Strebelow W
Bezirkskrankenhaus Neuruppin, Zentrale Endoskopieabteilung, Fehrbelliner, DDR.
Gastroenterol J. 1990;50(3):135-9.
In the clinical praxis there are many seriously ill patients who are unwilling, unable or not allowed to eat. These patients must be fed either parenterally or enterally via permanent nasoenteral gavage. A third method for artificial feeding is the percutaneous endoscopic gastrostomy. In the last time this method was established and different modifications are given. They can be divided into two main techniques: 1. the transoral pull-string method 2. the "Introducer" technique Advantages and disadvantages of the methods used will be discussed and an own modification is presented. By this new modification it is possible to introduce macroluminal Pezzercatheters as gastrostomy.

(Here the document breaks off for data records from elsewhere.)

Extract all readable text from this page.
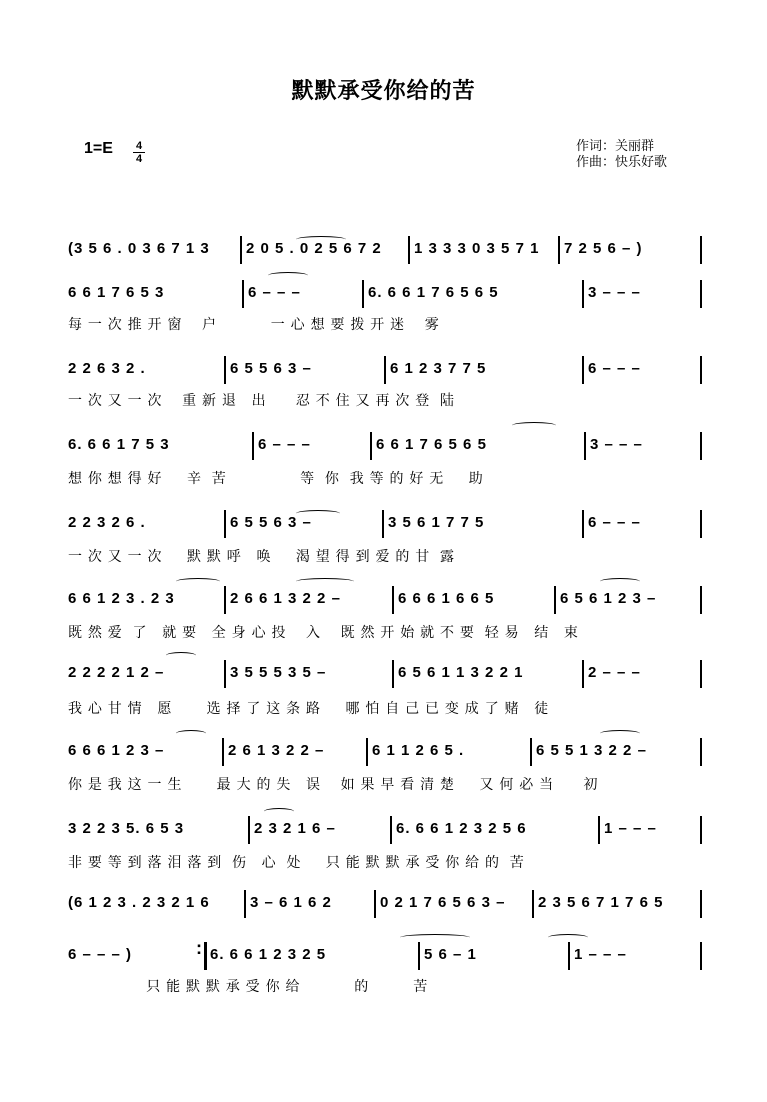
默默承受你给的苦
1=E	4
4
作词：关丽群
作曲：快乐好歌
(3 5 6 . 0 3 6 7 1 3 2 0 5 . 0 2 5 6 7 2 1 3 3 3 0 3 5 7 1 7 2 5 6 – )
每 一 次 推 开 窗    户           一 心 想 要 拨 开 迷    雾
6 6 1 7 6 5 3	6 – – –	6. 6 6 1 7 6 5 6 5	3 – – –
一 次 又 一 次    重 新 退   出      忍 不 住 又 再 次 登  陆
2 2 6 3 2 .	6 5 5 6 3 –	6 1 2 3 7 7 5	6 – – –
想 你 想 得 好     辛  苦               等  你  我 等 的 好 无     助
6. 6 6 1 7 5 3	6 – – –	6 6 1 7 6 5 6 5	3 – – –
一 次 又 一 次     默 默 呼   唤     渴 望 得 到 爱 的 甘  露
2 2 3 2 6 .	6 5 5 6 3 –	3 5 6 1 7 7 5	6 – – –
既 然 爱  了   就 要   全 身 心 投    入    既 然 开 始 就 不 要  轻 易   结   束
6 6 1 2 3 . 2 3	2 6 6 1 3 2 2 –	6 6 6 1 6 6 5	6 5 6 1 2 3 –
我 心 甘 情   愿       选 择 了 这 条 路     哪 怕 自 己 已 变 成 了 赌   徒
2 2 2 2 1 2 –	3 5 5 5 3 5 –	6 5 6 1 1 3 2 2 1	2 – – –
你 是 我 这 一 生       最 大 的 失   误    如 果 早 看 清 楚     又 何 必 当      初
6 6 6 1 2 3 –	2 6 1 3 2 2 –	6 1 1 2 6 5 .	6 5 5 1 3 2 2 –
非 要 等 到 落 泪 落 到  伤   心  处     只 能 默 默 承 受 你 给 的  苦
3 2 2 3 5. 6 5 3	2 3 2 1 6 –	6. 6 6 1 2 3 2 5 6	1 – – –
(6 1 2 3 . 2 3 2 1 6	3 – 6 1 6 2	0 2 1 7 6 5 6 3 – 2 3 5 6 7 1 7 6 5
6 – – – )	6. 6 6 1 2 3 2 5	5 6 – 1	1 – – –
:
只 能 默 默 承 受 你 给           的         苦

The macroluminal gastric fistula allows the usage of viscous or crushed food. Special or imported instruments or sets are unnecessary.
在临床实践中,有许多重症患者不愿意、不能或不被允许进食。这些患者必须通过长期鼻饲进行肠外或肠内喂养。第三种人工喂养方法是经皮内镜下胃造口术。最近这种方法得以确立,并给出了不同的改良方法。它们可分为两种主要技术:1. 经口拉绳法 2. “导入器”技术。将讨论所使用方法的优缺点,并提出一种自己的改良方法。通过这种新的改良方法,可以引入大腔的佩泽导管作为胃造口管。大腔胃造口瘘允许使用黏稠或捣碎的食物。无需特殊或进口器械或套件。